Closed Bug 1751979 Opened 3 years ago Closed 3 years ago

Sanitize search engine values in historical search data

Categories

(Data Platform and Tools :: General, task, P1)

task

Tracking

(Not tracked)

RESOLVED FIXED

People

(Reporter: klukas, Assigned: klukas)

References

Details

Attachments

(5 files, 1 obsolete file)

This is a follow-up to https://bugzilla.mozilla.org/show_bug.cgi?id=1751753 where we implemented sanitization on ingestion. We will need to apply similar logic to historical data.

The unexpected values propagate all the way to search_aggregates, so we need to consider a whole chain of derived tables:

  • main_v4
  • clients_daily_v6
  • clients_daily_joined_v1
  • clients_last_seen_v1
  • clients_last_seen_joined_v1
  • search_clients_daily
  • search_clients_last_seen
  • search_aggregates

Maximum value would come earliest by first rewriting the most aggregated tables, which are the place where most real analysis of search activity is done. I need to think some more about implications there, because we may end up violating some data contracts; for example, if search_clients_daily has a contract of one row per (client_id, engine, source), sanitization may leave us with several rows that have the same sanitized value for engine, violating the contract. Likewise, the aggregation in clients_daily would produce different results if the input were already sanitized.

So the most stable approach may be to sanitize the rawest data first, and then do a full reprocessing of downstream data in order to have the sanitized values propagate.

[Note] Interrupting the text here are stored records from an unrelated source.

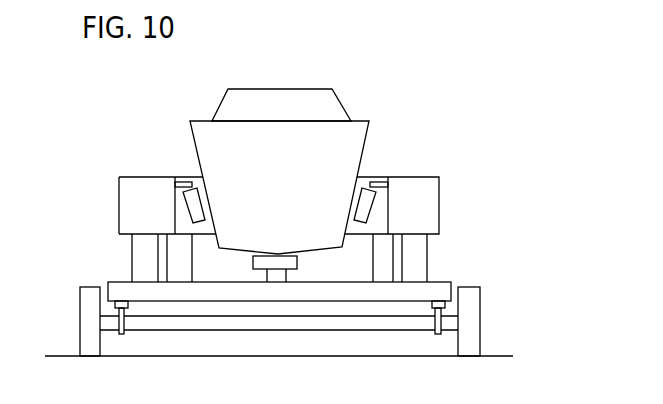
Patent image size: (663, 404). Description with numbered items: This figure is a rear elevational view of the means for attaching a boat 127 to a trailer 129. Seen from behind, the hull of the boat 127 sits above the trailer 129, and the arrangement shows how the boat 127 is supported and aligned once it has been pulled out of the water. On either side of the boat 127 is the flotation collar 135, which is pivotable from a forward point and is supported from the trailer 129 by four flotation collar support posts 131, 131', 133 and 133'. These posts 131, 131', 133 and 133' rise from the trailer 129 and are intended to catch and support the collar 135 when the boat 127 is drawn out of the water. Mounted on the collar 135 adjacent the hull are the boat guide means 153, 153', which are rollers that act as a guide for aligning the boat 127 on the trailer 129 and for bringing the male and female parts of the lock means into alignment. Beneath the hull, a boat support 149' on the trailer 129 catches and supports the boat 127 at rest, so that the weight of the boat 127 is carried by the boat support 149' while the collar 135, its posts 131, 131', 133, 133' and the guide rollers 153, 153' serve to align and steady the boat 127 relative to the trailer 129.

The boat 127 is at (288, 132).
The trailer 129 is at (115, 292).
The flotation collar support post 131 is at (462, 251).
The flotation collar support post 131' is at (95, 250).
The flotation collar support post 133 is at (437, 235).
The flotation collar support post 133' is at (108, 229).
The flotation collar 135 is at (143, 190).
The boat support 149' is at (288, 320).
The boat guide means 153 is at (390, 172).
The boat guide means 153' is at (177, 171).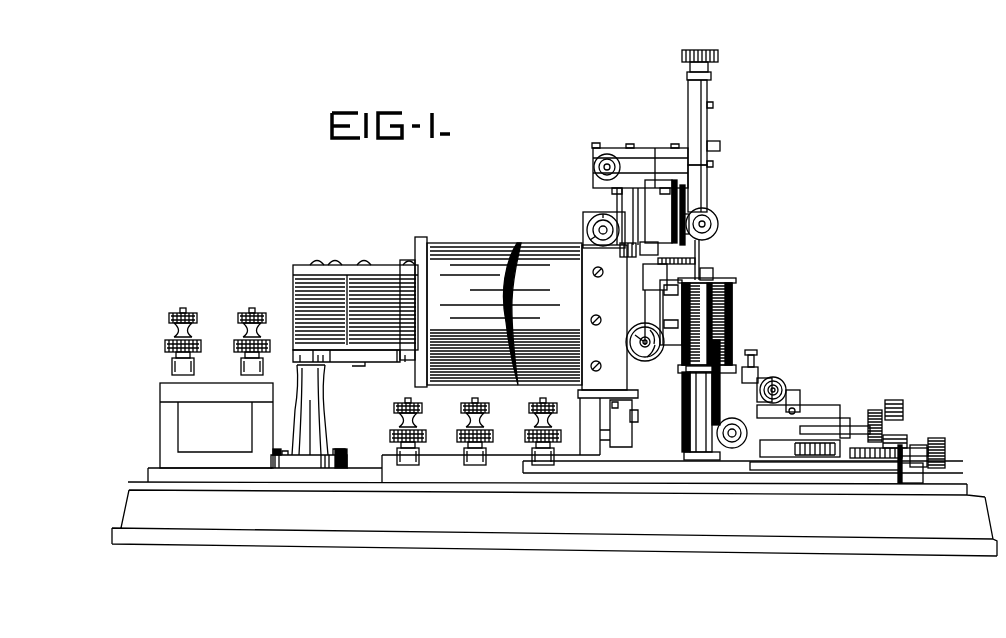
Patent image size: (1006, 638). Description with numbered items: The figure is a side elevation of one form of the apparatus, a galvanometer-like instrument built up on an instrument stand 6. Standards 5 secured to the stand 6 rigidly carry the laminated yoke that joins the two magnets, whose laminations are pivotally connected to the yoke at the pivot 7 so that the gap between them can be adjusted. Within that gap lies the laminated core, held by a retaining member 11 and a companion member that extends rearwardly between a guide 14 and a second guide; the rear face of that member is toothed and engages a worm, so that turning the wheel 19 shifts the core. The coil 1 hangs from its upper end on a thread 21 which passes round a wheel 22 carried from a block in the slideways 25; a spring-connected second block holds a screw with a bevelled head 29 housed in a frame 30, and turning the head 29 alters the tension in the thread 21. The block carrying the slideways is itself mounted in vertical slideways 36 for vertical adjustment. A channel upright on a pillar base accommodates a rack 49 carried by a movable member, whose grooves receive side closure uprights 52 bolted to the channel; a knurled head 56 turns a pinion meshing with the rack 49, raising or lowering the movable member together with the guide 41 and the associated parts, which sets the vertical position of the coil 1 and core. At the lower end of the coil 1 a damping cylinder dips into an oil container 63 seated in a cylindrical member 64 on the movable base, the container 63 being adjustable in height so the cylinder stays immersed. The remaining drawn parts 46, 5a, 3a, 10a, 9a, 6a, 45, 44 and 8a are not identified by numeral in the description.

The coil 1 is at (217, 334).
The retaining member 11 is at (460, 420).
The guide 14 is at (640, 453).
The standard 5 is at (307, 424).
The instrument stand 6 is at (340, 481).
The pivot 7 is at (364, 265).
The side closure upright 52 is at (482, 275).
The wheel 19 is at (640, 336).
The knurled head 56 is at (590, 218).
The head block 46 is at (645, 210).
The vertical slideways 36 is at (680, 207).
The coupling 5a is at (668, 275).
The bevelled head 29 is at (714, 58).
The slideways 25 is at (708, 126).
The wheel 22 is at (720, 148).
The thread 21 is at (710, 196).
The wheel 3a is at (718, 226).
The top plate 10a is at (728, 287).
The gear stack 9a is at (722, 348).
The oil container 63 is at (692, 392).
The cylinder 6a is at (698, 417).
The gear 45 is at (772, 414).
The guide 41 is at (790, 398).
The cylindrical member 64 is at (758, 370).
The frame 30 is at (831, 449).
The gear 44 is at (850, 425).
The rack 49 is at (910, 445).
The block 8a is at (918, 478).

Assignee: nobody → jklukas
Priority: -- → P1
Depends on: 1751753

?ni :relud

Am I correct in remembering that the shredder process for main_v4 uses DELETEs and also uses on-demand query slots? Do you have benchmarks for performance of overwriting partitions using SELECT vs. DELETE? Do you have a good estimate of the rate at which we'd be able to rewrite partitions of main_v4 using a SELECT so that we could sanitize some fields?

Flags: needinfo?(dthorn)

I don't have benchmarks, but last time i ran tests SELECT took about twice as much slot time as DELETE on main_v4, but DML can only modify 2 partitions at a time, while SELECT has no limit. Shredder takes over 28 days to process main_v4 with DELETE statements, and I put up https://github.com/mozilla/bigquery-etl/pull/2686 to allow shredder to use SELECT statements instead so that we can increase parallelism. we can deploy that change and compare query performance for a more up to date benchmark.

Flags: needinfo?(dthorn)

Another option here would be to restrict access to the underlying tables and turn telemetry.main into an authorized view that does this cleaning. I don't think that's worth pursuing, though, due to performance impact. We already have a problem with queries on telemetry.main sometimes being rejected due to the query complexity limit, and the modifications needed for this bug's cleaning will significantly increase the base complexity of the query.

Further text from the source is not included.